Ancora una volta il Governo e il suo think tank, non fanno altro che proporre l’importazione di ricette e modelli già falliti altrove.
Dunque, gli unici alleati del Governo all’interno del mondo della formazione, sono in realtà quei baroni che a parole dice di voler combattere. In questo contesto l’unica forza di trasformazione è il movimento, che non solo si oppone ai tagli della legge 133, ma sta già costruendo le basi per un’altra università. Laddove Stato e Mercato lavorano congiuntamente alla dismissione dell’università, l’Onda Anomala lancia immediatamente la sfida dell’autoriforma.
Chiariamo: per autoriforma non intendiamo la definizione di un insieme di proposte tecniche da consegnare al legislatore di turno o a qualche attore specializzato nella mediazione politica o sindacale.

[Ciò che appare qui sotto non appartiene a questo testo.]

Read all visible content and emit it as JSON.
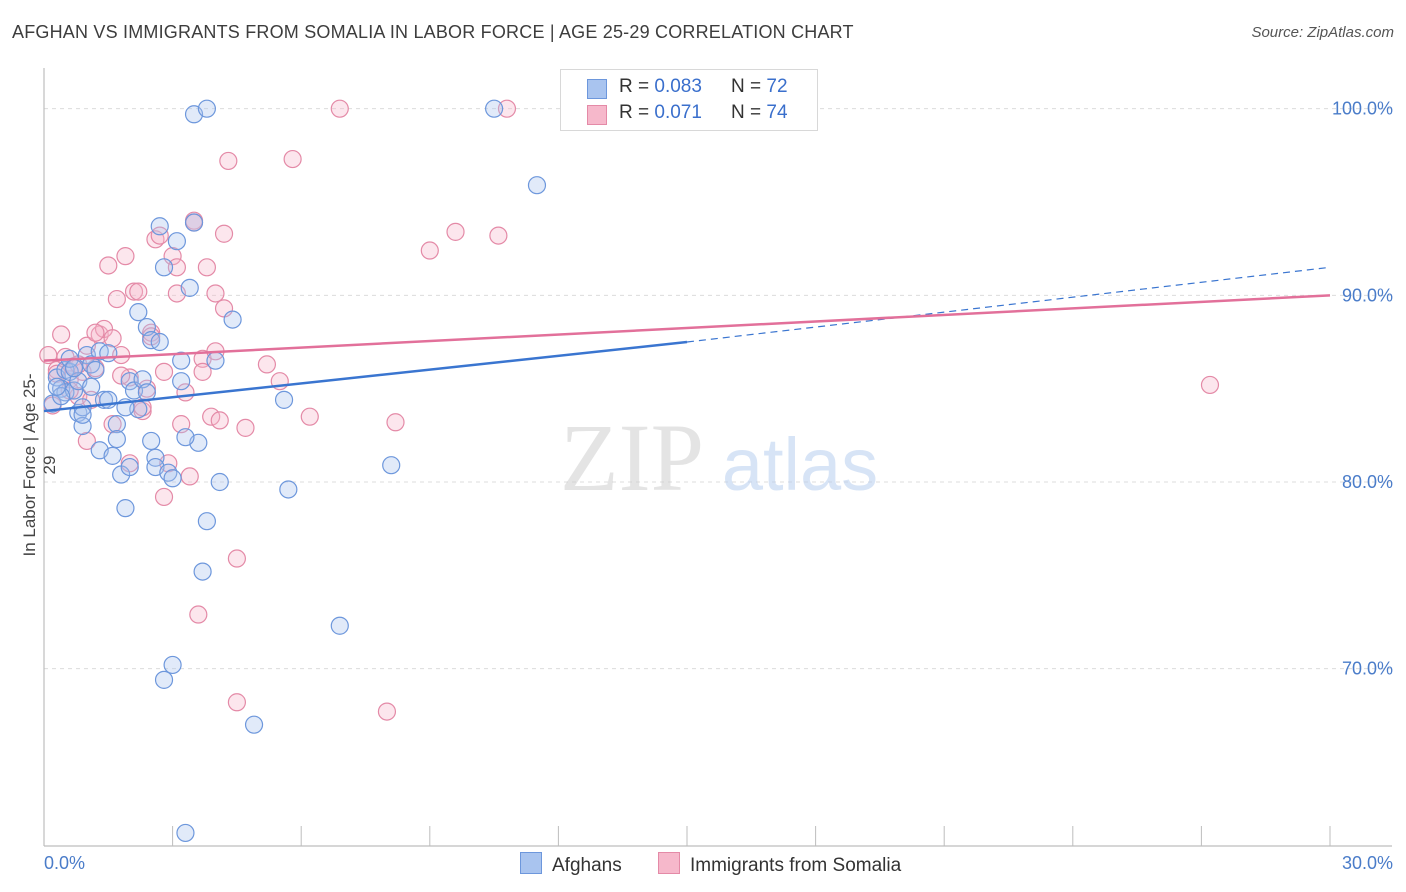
{
  "title": "AFGHAN VS IMMIGRANTS FROM SOMALIA IN LABOR FORCE | AGE 25-29 CORRELATION CHART",
  "source": "Source: ZipAtlas.com",
  "watermark": {
    "zip": "ZIP",
    "atlas": "atlas"
  },
  "legend": {
    "r_label": "R =",
    "n_label": "N =",
    "rows": [
      {
        "name": "Afghans",
        "r": "0.083",
        "n": "72",
        "fill": "#a9c4ef",
        "stroke": "#6d97dc"
      },
      {
        "name": "Immigrants from Somalia",
        "r": "0.071",
        "n": "74",
        "fill": "#f6b8cb",
        "stroke": "#e48aa7"
      }
    ]
  },
  "chart_data": {
    "type": "scatter",
    "title": "AFGHAN VS IMMIGRANTS FROM SOMALIA IN LABOR FORCE | AGE 25-29 CORRELATION CHART",
    "xlabel": "",
    "ylabel": "In Labor Force | Age 25-29",
    "xlim": [
      0,
      30
    ],
    "ylim": [
      60.5,
      102.5
    ],
    "x_tick_labels": [
      "0.0%",
      "30.0%"
    ],
    "y_ticks": [
      70,
      80,
      90,
      100
    ],
    "y_tick_labels": [
      "70.0%",
      "80.0%",
      "90.0%",
      "100.0%"
    ],
    "grid": true,
    "colors": {
      "afghans": "#3a75d0",
      "somalia": "#e2709a"
    },
    "series": [
      {
        "name": "Afghans",
        "trend": {
          "x0": 0.0,
          "y0": 83.8,
          "x1": 15.0,
          "y1": 87.5,
          "dash_to_x": 30.0,
          "dash_to_y": 91.5
        },
        "points": [
          [
            0.2,
            84.2
          ],
          [
            0.3,
            85.6
          ],
          [
            0.4,
            85.0
          ],
          [
            0.5,
            86.0
          ],
          [
            0.5,
            84.8
          ],
          [
            0.6,
            85.9
          ],
          [
            0.7,
            84.9
          ],
          [
            0.8,
            85.4
          ],
          [
            0.8,
            83.7
          ],
          [
            0.9,
            84.0
          ],
          [
            0.9,
            83.0
          ],
          [
            1.0,
            86.8
          ],
          [
            1.1,
            86.3
          ],
          [
            1.2,
            86.0
          ],
          [
            1.3,
            87.0
          ],
          [
            1.3,
            81.7
          ],
          [
            1.4,
            84.4
          ],
          [
            1.5,
            84.4
          ],
          [
            1.6,
            81.4
          ],
          [
            1.7,
            83.1
          ],
          [
            1.7,
            82.3
          ],
          [
            1.8,
            80.4
          ],
          [
            1.9,
            78.6
          ],
          [
            2.0,
            85.4
          ],
          [
            2.0,
            80.8
          ],
          [
            2.1,
            84.9
          ],
          [
            2.2,
            89.1
          ],
          [
            2.2,
            83.9
          ],
          [
            2.3,
            85.5
          ],
          [
            2.4,
            88.3
          ],
          [
            2.5,
            87.6
          ],
          [
            2.5,
            82.2
          ],
          [
            2.6,
            81.3
          ],
          [
            2.6,
            80.8
          ],
          [
            2.7,
            87.5
          ],
          [
            2.7,
            93.7
          ],
          [
            2.8,
            91.5
          ],
          [
            2.9,
            80.5
          ],
          [
            3.0,
            80.2
          ],
          [
            3.0,
            70.2
          ],
          [
            2.8,
            69.4
          ],
          [
            3.1,
            92.9
          ],
          [
            3.2,
            85.4
          ],
          [
            3.2,
            86.5
          ],
          [
            3.3,
            61.2
          ],
          [
            3.4,
            90.4
          ],
          [
            3.5,
            93.9
          ],
          [
            3.5,
            99.7
          ],
          [
            3.6,
            82.1
          ],
          [
            3.7,
            75.2
          ],
          [
            3.8,
            77.9
          ],
          [
            3.8,
            100.0
          ],
          [
            4.0,
            86.5
          ],
          [
            4.1,
            80.0
          ],
          [
            4.4,
            88.7
          ],
          [
            4.9,
            67.0
          ],
          [
            5.6,
            84.4
          ],
          [
            5.7,
            79.6
          ],
          [
            6.9,
            72.3
          ],
          [
            8.1,
            80.9
          ],
          [
            10.5,
            100.0
          ],
          [
            11.5,
            95.9
          ],
          [
            0.4,
            84.6
          ],
          [
            1.1,
            85.1
          ],
          [
            0.6,
            86.6
          ],
          [
            1.9,
            84.0
          ],
          [
            0.9,
            83.6
          ],
          [
            2.4,
            84.8
          ],
          [
            1.5,
            86.9
          ],
          [
            0.7,
            86.1
          ],
          [
            3.3,
            82.4
          ],
          [
            0.3,
            85.1
          ]
        ]
      },
      {
        "name": "Immigrants from Somalia",
        "trend": {
          "x0": 0.0,
          "y0": 86.5,
          "x1": 30.0,
          "y1": 90.0
        },
        "points": [
          [
            0.1,
            86.8
          ],
          [
            0.2,
            84.1
          ],
          [
            0.3,
            86.0
          ],
          [
            0.4,
            87.9
          ],
          [
            0.5,
            86.7
          ],
          [
            0.6,
            85.5
          ],
          [
            0.7,
            86.2
          ],
          [
            0.8,
            84.6
          ],
          [
            0.9,
            85.9
          ],
          [
            1.0,
            82.2
          ],
          [
            1.0,
            87.3
          ],
          [
            1.1,
            84.4
          ],
          [
            1.2,
            86.1
          ],
          [
            1.3,
            87.9
          ],
          [
            1.4,
            88.2
          ],
          [
            1.5,
            91.6
          ],
          [
            1.6,
            87.7
          ],
          [
            1.6,
            83.1
          ],
          [
            1.7,
            89.8
          ],
          [
            1.8,
            86.8
          ],
          [
            1.9,
            92.1
          ],
          [
            2.0,
            81.0
          ],
          [
            2.0,
            85.6
          ],
          [
            2.1,
            90.2
          ],
          [
            2.2,
            90.2
          ],
          [
            2.3,
            83.8
          ],
          [
            2.4,
            85.0
          ],
          [
            2.5,
            88.0
          ],
          [
            2.5,
            87.8
          ],
          [
            2.6,
            93.0
          ],
          [
            2.7,
            93.2
          ],
          [
            2.8,
            85.9
          ],
          [
            2.8,
            79.2
          ],
          [
            2.9,
            81.0
          ],
          [
            3.0,
            92.1
          ],
          [
            3.1,
            91.5
          ],
          [
            3.1,
            90.1
          ],
          [
            3.2,
            83.1
          ],
          [
            3.3,
            84.8
          ],
          [
            3.4,
            80.3
          ],
          [
            3.5,
            94.0
          ],
          [
            3.5,
            93.9
          ],
          [
            3.6,
            72.9
          ],
          [
            3.7,
            86.6
          ],
          [
            3.7,
            85.9
          ],
          [
            3.8,
            91.5
          ],
          [
            3.9,
            83.5
          ],
          [
            4.0,
            90.1
          ],
          [
            4.0,
            87.0
          ],
          [
            4.1,
            83.3
          ],
          [
            4.2,
            89.3
          ],
          [
            4.2,
            93.3
          ],
          [
            4.3,
            97.2
          ],
          [
            4.5,
            75.9
          ],
          [
            4.5,
            68.2
          ],
          [
            4.7,
            82.9
          ],
          [
            5.2,
            86.3
          ],
          [
            5.5,
            85.4
          ],
          [
            5.8,
            97.3
          ],
          [
            6.2,
            83.5
          ],
          [
            6.9,
            100.0
          ],
          [
            8.0,
            67.7
          ],
          [
            8.2,
            83.2
          ],
          [
            9.0,
            92.4
          ],
          [
            9.6,
            93.4
          ],
          [
            10.6,
            93.2
          ],
          [
            10.8,
            100.0
          ],
          [
            27.2,
            85.2
          ],
          [
            0.3,
            85.8
          ],
          [
            1.2,
            88.0
          ],
          [
            0.8,
            86.3
          ],
          [
            2.3,
            84.0
          ],
          [
            0.6,
            84.9
          ],
          [
            1.8,
            85.7
          ]
        ]
      }
    ]
  }
}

Per autoriforma intendiamo al contrario un processo costituente aperto, modificabile e implementabile che organizza quella potenza di conflitto e autorganizzazione nella produzione dei saperi già presente in queste straordinarie settimane di mobilitazione, blocchi e occupazioni. La sfida, in altri termini, non si esaurisce nell’opposizione alla legge 133 e al futuro disegno di riforma, ma aggredisce immediatamente l’università esistente. Il fallimento del modello del 3+2 e dei tentativi di misurazione del sapere attraverso il sistema dei crediti, è stato determinato dalla diffusa indisponibilità degli studenti ad accettare i meccanismi disciplinari e la continua dequalificazione della formazione contenuti nella riforma Berlinguer-Zecchino.

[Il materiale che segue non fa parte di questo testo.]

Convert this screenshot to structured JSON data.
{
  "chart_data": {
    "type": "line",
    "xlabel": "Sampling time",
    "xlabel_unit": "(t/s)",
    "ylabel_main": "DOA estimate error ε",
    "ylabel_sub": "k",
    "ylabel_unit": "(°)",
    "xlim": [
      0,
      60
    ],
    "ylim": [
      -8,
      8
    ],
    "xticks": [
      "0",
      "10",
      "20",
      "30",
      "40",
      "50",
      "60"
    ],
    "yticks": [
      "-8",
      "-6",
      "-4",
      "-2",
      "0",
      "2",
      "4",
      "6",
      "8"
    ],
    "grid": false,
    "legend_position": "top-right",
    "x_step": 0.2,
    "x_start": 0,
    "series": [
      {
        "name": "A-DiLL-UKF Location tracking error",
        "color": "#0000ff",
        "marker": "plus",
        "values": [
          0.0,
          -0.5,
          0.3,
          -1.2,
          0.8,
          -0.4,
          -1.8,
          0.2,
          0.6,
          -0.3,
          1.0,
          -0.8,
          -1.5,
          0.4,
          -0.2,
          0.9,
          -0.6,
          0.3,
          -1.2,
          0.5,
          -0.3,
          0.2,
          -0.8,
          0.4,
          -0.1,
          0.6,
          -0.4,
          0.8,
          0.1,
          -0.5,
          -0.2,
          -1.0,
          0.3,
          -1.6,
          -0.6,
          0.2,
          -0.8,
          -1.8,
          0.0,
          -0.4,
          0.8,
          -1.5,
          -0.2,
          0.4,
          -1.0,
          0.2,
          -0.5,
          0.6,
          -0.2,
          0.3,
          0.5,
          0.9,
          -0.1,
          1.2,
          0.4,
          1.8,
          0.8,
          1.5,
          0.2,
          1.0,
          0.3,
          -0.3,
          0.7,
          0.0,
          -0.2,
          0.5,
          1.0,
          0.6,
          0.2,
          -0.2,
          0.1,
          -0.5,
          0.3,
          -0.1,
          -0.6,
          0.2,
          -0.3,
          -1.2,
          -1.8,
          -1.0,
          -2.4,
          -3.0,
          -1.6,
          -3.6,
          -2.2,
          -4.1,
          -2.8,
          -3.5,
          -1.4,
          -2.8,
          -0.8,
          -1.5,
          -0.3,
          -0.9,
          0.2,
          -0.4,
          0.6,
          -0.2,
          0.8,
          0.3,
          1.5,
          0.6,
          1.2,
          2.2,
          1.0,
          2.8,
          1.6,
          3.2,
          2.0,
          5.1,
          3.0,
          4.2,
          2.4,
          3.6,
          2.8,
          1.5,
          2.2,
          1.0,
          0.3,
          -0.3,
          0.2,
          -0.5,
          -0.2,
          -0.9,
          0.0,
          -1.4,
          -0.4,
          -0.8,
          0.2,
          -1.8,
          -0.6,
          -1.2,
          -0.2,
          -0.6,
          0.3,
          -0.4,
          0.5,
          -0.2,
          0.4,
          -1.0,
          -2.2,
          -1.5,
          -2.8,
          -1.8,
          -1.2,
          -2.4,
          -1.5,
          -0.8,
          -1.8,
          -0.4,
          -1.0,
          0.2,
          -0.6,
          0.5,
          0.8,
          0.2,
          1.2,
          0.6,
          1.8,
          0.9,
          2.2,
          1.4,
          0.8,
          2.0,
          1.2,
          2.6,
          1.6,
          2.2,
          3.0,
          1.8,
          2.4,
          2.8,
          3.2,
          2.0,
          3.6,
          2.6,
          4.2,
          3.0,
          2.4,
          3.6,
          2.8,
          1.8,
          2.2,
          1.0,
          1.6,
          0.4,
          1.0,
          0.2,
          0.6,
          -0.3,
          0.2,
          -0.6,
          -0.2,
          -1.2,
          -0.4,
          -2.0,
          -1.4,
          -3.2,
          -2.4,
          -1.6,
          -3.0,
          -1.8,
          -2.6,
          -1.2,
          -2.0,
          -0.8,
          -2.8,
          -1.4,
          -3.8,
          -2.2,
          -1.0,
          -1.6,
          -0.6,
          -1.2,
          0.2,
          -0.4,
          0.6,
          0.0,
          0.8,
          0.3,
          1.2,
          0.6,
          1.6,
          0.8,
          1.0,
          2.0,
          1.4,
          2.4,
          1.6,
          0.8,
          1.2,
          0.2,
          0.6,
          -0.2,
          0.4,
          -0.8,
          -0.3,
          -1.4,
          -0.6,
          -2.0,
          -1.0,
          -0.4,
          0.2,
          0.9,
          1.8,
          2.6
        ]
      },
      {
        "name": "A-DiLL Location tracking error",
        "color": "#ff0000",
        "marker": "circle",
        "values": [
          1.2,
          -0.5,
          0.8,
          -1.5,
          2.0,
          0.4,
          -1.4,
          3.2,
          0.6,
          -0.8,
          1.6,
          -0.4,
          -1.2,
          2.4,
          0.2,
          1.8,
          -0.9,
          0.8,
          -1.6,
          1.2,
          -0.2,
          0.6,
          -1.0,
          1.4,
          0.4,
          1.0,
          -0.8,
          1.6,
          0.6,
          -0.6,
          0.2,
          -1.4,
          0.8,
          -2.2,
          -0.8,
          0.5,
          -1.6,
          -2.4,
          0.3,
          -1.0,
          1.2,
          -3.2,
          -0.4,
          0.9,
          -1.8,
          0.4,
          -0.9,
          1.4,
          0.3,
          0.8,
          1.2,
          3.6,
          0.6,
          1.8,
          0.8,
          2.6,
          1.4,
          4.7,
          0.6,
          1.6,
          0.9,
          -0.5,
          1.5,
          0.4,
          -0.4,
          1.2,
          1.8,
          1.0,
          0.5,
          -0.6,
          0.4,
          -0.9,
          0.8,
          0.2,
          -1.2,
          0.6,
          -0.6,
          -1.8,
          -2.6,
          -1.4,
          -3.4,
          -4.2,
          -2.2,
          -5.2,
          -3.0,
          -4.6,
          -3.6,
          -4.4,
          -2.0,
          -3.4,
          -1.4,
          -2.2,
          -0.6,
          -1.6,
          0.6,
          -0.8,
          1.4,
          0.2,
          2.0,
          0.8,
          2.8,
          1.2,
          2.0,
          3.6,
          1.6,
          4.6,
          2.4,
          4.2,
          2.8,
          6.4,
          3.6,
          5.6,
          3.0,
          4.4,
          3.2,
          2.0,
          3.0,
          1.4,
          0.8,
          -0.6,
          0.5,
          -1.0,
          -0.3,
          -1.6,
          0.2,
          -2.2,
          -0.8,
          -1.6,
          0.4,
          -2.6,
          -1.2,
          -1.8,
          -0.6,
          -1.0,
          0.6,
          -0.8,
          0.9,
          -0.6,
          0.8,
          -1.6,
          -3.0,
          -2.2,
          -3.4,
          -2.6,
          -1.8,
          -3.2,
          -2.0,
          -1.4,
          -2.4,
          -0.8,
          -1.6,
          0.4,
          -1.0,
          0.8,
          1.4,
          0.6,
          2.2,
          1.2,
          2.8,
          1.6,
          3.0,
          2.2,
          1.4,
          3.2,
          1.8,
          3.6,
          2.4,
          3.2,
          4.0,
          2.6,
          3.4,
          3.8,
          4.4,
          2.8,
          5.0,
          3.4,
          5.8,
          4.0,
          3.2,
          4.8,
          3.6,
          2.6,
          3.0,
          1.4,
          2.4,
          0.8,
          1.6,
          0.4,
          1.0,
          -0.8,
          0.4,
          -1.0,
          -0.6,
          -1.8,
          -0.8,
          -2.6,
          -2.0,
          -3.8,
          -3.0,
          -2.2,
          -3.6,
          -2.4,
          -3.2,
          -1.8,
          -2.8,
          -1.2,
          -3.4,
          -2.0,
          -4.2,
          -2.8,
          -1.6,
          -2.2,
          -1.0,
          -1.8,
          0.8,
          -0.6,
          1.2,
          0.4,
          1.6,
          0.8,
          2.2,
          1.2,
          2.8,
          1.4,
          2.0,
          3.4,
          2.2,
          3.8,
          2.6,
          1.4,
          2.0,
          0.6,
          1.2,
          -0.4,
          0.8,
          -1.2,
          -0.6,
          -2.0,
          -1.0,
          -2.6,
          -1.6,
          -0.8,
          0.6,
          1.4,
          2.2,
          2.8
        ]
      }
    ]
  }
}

L’autoriforma quindi non è una semplice carta di intenti, né tantomeno un tentativo di burocratizzare l’irrappresentabilità del movimento. L’autoriforma è invece l’apertura di un processo che già vive nelle pratiche del movimento, è un passaggio di consolidamento delle forme di autorganizzazione e un rilancio degli elementi del conflitto. L’unica verifica per questo processo, è la capacità di tradurre da subito l’autoriforma in concreti elementi di programma e di agenda politica.

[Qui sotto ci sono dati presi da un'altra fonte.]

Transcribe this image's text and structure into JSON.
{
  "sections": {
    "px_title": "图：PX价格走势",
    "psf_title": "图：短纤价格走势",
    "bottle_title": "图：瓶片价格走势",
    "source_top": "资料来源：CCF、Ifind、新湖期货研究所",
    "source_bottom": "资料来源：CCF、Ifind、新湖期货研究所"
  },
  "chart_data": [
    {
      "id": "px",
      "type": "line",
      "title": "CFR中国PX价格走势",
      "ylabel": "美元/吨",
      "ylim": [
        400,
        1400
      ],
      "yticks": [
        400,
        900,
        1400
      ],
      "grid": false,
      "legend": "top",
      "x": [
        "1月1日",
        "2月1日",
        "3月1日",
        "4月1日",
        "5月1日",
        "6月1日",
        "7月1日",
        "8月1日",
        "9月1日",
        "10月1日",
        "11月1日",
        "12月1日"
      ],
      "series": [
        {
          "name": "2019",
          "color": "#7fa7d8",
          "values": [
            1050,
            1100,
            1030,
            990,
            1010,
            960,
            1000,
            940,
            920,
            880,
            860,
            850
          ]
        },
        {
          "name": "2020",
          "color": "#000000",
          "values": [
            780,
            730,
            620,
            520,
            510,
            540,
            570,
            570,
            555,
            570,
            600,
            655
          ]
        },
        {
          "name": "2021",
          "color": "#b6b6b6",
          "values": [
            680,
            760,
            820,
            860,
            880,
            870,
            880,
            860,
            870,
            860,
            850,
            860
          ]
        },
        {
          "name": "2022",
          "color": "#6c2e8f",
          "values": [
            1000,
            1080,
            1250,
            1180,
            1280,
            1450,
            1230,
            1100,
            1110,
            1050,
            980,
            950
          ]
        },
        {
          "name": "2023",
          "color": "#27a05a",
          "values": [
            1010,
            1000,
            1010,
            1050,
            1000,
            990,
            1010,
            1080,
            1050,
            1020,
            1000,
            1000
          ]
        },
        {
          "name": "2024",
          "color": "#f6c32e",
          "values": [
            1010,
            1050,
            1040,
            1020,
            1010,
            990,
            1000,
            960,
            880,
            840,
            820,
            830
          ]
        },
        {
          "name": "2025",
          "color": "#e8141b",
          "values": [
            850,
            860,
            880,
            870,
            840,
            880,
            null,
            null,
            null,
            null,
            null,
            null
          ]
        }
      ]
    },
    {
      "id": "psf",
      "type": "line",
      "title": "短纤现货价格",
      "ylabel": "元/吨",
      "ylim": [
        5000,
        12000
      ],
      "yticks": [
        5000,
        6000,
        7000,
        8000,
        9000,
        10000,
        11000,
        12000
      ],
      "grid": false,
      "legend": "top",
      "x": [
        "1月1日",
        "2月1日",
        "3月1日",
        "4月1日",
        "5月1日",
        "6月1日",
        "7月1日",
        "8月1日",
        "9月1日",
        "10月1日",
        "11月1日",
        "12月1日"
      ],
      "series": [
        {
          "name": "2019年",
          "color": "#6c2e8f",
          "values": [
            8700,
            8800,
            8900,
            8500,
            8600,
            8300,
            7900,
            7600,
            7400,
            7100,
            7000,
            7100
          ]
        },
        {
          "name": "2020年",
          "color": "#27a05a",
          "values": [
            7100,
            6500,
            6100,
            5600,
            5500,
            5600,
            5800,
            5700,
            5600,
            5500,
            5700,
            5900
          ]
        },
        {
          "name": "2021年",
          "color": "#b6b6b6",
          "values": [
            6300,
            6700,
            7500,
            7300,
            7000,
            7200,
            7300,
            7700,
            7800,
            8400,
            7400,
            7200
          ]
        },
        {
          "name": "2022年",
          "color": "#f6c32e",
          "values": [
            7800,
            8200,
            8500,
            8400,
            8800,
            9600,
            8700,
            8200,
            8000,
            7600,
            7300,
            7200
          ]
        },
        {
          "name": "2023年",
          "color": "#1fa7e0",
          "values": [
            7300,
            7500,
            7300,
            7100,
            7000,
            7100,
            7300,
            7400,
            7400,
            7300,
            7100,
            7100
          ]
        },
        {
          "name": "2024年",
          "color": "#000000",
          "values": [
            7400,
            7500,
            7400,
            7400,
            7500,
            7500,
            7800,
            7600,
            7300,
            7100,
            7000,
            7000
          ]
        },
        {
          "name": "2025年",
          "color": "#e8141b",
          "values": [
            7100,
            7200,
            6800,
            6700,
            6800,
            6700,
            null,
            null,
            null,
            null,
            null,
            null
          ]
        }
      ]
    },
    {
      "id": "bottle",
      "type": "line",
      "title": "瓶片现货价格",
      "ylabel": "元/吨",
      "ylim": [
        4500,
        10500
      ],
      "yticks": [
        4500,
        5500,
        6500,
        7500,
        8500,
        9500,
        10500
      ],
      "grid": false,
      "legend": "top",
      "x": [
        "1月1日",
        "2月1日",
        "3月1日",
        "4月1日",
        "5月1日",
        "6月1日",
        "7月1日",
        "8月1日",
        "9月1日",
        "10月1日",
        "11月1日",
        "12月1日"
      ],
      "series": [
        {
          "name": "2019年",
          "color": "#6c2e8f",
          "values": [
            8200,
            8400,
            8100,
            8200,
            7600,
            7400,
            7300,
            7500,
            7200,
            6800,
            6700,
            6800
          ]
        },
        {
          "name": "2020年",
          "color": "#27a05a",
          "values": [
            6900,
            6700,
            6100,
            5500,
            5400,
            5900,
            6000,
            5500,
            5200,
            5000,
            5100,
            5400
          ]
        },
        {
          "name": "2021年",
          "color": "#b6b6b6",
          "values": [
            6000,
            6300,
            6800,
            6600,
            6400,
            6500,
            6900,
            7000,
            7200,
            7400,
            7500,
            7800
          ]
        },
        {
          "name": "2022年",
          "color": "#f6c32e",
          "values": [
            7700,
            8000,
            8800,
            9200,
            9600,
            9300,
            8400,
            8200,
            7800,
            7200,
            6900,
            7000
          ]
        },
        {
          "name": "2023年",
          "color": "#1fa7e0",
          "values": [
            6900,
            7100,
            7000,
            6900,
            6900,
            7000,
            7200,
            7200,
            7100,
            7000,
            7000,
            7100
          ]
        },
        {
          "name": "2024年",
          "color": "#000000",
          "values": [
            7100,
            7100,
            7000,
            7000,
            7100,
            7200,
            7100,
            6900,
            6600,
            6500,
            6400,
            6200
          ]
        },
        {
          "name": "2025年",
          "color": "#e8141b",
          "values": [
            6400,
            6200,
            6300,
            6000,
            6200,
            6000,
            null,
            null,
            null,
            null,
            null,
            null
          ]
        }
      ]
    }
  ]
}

Il movimento di queste settimane, che ha coinvolto tutto il settore della formazione e dell’istruzione, nasce da una parzialità per parlare il linguaggio della generalizzazione.

“Noi la crisi non la paghiamo” condensa istanze e rivendicazioni che vanno oltre i confini classici di scuola e università, per porre immediatamente le questioni del lavoro, del welfare, della precarietà e della libertà.

È su questo piano di generalizzazione che il movimento lancia la sua sfida anche verso il prossimo sciopero generale.